At its best, though, the democratization of marketing allows the entrepreneur’s real, authentic spirit to shine through. Yes, I can feel sincerity through my computer youtube window. And I know the gent from the Dollar Shave Club actually does believe his blades are f**king great.

Did I mention the democratization of data? If the entrepreneur’s spirit is, well, not the sort of spirit people warm up to, there are approximately a million points at which to collect and analyze data about the selling message. Easy to collect and analyze means easy to troubleshoot and fix.

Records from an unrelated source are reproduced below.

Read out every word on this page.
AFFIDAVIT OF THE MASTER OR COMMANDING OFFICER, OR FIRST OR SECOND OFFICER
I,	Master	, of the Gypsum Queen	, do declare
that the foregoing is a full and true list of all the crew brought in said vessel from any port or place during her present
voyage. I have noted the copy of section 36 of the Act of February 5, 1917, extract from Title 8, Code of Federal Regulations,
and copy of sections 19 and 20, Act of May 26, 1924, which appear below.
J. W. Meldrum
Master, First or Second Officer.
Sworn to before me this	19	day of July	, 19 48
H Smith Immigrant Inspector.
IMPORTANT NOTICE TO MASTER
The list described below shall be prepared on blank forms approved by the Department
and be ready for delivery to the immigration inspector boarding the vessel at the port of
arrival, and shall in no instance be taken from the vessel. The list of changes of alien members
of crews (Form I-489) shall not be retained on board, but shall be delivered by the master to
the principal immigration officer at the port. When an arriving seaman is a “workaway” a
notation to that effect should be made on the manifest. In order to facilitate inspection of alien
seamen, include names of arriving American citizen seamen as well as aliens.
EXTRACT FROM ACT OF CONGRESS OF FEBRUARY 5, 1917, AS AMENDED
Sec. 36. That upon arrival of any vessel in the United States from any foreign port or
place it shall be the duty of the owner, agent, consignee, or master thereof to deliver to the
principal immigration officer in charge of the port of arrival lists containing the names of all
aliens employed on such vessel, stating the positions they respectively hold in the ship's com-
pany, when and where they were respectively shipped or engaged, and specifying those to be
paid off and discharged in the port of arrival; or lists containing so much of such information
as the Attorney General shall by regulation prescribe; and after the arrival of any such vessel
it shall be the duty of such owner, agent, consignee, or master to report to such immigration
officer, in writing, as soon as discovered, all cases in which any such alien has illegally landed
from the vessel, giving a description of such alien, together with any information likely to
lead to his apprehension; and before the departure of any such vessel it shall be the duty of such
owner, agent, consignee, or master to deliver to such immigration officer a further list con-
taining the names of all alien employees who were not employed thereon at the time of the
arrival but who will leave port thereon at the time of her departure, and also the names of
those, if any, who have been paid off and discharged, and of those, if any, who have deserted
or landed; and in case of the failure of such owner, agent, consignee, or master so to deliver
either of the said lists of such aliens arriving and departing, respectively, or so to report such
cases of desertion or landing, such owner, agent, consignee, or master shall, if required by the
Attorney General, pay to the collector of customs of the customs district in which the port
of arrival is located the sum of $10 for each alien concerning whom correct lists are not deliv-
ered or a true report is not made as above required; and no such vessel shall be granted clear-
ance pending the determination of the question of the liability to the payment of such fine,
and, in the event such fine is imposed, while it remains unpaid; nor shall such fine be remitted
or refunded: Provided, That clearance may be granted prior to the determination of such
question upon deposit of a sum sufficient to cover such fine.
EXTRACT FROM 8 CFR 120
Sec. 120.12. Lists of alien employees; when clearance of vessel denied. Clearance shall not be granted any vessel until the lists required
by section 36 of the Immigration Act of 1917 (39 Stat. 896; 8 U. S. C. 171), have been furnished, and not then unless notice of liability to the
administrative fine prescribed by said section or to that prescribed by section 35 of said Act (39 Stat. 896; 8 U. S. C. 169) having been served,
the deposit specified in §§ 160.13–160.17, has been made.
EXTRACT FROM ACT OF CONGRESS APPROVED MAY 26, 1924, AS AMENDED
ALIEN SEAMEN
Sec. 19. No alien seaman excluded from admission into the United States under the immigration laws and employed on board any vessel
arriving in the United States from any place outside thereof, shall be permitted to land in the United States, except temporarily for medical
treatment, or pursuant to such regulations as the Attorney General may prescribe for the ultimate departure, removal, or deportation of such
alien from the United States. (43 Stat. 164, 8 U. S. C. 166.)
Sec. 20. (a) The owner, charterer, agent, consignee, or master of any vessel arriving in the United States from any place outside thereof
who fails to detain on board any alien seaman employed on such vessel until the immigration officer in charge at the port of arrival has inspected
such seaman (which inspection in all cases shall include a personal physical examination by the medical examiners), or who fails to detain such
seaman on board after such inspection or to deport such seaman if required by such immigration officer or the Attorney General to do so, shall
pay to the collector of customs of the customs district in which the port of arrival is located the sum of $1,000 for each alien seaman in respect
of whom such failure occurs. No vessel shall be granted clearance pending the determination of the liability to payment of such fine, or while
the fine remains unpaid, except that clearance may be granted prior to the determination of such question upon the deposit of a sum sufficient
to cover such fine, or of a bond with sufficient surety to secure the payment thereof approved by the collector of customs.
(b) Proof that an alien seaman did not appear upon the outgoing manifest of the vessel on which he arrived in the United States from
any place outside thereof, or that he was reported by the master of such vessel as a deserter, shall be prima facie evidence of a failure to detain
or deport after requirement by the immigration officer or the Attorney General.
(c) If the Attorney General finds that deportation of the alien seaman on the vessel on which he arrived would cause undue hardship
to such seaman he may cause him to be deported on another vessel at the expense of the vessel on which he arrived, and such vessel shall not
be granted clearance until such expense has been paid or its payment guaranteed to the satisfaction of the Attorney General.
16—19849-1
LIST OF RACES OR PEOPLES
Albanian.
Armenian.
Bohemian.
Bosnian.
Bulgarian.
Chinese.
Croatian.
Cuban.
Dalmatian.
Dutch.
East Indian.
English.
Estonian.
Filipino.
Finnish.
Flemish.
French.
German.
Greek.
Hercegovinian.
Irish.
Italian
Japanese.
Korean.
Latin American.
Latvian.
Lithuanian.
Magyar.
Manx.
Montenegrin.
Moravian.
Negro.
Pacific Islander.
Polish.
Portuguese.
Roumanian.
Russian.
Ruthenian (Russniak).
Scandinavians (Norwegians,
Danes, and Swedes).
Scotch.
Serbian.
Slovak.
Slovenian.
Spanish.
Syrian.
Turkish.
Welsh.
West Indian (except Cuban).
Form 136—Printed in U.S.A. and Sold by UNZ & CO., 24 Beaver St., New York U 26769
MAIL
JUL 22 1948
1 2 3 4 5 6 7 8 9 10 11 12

The upside of speaking for yourself is, of course, that all of us consumers are wired to hear personal stories. I want to know the person who invented that mop, rototiller, or wedgie-free underwear. And I want to hear about his or her trials and tribulations. It brings us closer together and lets me in on the impact that person hopes to make on the world. A spiritual, or human, benefit, not just a monetary one. Even though a lack of wedgies is great on its own.

Courage in advertising

I grew up in an advertising world dominated by big brands. It was a world devoid of brand courage.

Instead of taking risks, the big brands would defer their opinions to endless rounds of consumer research, trying to be all things to all people. Their ads ended up looking like the Coke billboard we started this conversation with. Well-produced, shiny milquetoast.

I believe ad agencies, famous for berating clients about not having the cojones to take risks, are similarly risk-averse. True, they have ventured into new media to promote products. Some of them have dabbled as incubators for business ideas. But relatively few of them have made big, risky jumps, like successfully launching their own products. Especially not cereal that makes you poop. Hats off, Spring Advertising.

Not surprisingly, the risk-averse gravy train couldn’t last forever. Today, companies are shedding jobs like dogs shed hair in the spring. Risk-averse marketers are finding their risk-averse butts out on the street. The world is filling with accidental entrepreneurs. Which brings me to my final point.

Innovation at the grown-up’s table

I want to say thank you this Christmas for all the incubators, accelerators, and other idea-developers that have sprung up like mushrooms across our continent, helping newly minted entrepreneurs find their voice and grow their business courage.

I was fortunate enough to get mixed up with a terrific group at Viatec. I’ve never met a more enthusiastic, positive, supportive bunch. About as far from the cynical world of advertising as one could imagine.

I’m constantly reminded of Steve Jobs’ words to Pepsi executive John Sculley as he was trying to lure him to Apple: “Do you want to sell sugar water for the rest of your life, or do you want to come with me and change the world?”

Innovation has replaced marketing at the grown-up’s table. Or perhaps more accurately, marketing amazing ideas you create has replaced ‘agency for hire’ communication. Creating truly great things that change the world. That has a nice ring to it. Add it to my list of New Year’s resolutions.